The committee’s 24-to-16 contempt vote, taken after hours of debate over the future of American democracy was the first official House action to punish a government official in the standoff over the Mueller report. The Justice Department denounced the move as unnecessary and intended to stoke a fight.
After the vote, the Judiciary Committee chairman, Representative Jerrold Nadler of New York, swatted away questions about possible impeachment, but added, “We are now in a constitutional crisis.”
A House vote to hold Barr in contempt was likely to trigger a court battle, with fines and possible imprisonment at stake for him. Nadler said the full House vote would come “rapidly,” without being more specific.
The contempt vote raised the stakes in the battle over evidence and witnesses as Democrats investigate Trump over behavior detailed by Mueller, the special counsel, in his report into Russian election interference and possible obstruction of justice. By the day’s end, it seemed all but inevitable that the competing claims would have to be settled in the nation’s courts rather than on Capitol Hill.
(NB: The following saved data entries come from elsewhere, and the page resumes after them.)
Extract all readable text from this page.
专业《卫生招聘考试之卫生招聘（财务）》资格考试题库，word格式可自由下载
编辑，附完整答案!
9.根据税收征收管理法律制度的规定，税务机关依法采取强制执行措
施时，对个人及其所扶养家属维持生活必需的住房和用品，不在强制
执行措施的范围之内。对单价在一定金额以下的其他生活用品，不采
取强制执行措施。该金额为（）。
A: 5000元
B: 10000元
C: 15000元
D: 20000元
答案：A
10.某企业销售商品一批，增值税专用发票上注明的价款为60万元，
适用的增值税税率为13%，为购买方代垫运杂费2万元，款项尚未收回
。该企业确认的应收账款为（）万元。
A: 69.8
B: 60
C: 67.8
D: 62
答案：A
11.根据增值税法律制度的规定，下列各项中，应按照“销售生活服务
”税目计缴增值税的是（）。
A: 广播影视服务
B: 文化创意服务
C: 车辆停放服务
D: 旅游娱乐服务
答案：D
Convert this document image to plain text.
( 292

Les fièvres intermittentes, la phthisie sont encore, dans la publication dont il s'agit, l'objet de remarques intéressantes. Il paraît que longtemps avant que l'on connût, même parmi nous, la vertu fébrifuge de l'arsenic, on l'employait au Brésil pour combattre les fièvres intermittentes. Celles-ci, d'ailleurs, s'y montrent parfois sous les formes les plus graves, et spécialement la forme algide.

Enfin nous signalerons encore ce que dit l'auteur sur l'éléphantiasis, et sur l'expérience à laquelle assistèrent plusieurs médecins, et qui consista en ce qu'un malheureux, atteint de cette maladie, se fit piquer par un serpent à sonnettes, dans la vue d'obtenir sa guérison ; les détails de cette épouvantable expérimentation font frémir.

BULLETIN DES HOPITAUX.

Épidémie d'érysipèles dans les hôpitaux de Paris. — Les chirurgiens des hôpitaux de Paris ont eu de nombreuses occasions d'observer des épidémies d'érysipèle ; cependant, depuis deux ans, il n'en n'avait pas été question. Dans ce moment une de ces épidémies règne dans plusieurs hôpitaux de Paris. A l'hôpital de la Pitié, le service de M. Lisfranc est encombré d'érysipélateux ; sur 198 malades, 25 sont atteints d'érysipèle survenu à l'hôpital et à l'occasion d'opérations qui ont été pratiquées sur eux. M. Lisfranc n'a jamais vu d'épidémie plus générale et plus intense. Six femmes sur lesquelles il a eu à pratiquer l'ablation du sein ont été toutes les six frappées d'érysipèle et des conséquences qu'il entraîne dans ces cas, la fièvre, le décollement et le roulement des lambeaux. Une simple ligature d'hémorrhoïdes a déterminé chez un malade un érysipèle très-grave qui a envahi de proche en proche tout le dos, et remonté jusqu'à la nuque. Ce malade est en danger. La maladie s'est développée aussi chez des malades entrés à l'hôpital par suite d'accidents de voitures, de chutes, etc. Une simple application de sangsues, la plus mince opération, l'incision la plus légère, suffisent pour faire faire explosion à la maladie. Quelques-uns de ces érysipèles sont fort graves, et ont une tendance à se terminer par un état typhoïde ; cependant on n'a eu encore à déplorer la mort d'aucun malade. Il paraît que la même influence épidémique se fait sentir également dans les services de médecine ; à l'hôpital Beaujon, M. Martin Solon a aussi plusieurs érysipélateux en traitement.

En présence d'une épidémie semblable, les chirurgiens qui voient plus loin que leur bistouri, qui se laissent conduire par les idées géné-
“Our fight is not just about the Mueller report — although we must have access to the Mueller report,” Nadler said during a debate. “Our fight is about defending the rights of Congress, as an independent branch, to hold the president, any president, accountable.”
The Justice Department, the White House and House Republicans lined up to contest that claim, shooting back that Democrats were the ones abusing their powers to manufacture a crisis.
In a statement, a spokeswoman for the Justice Department, Kerri Kupec deplored the contempt vote as “politically motivated and unnecessary,” and the two sides traded blame over who had cut off weeks of negotiations over a possible compromise.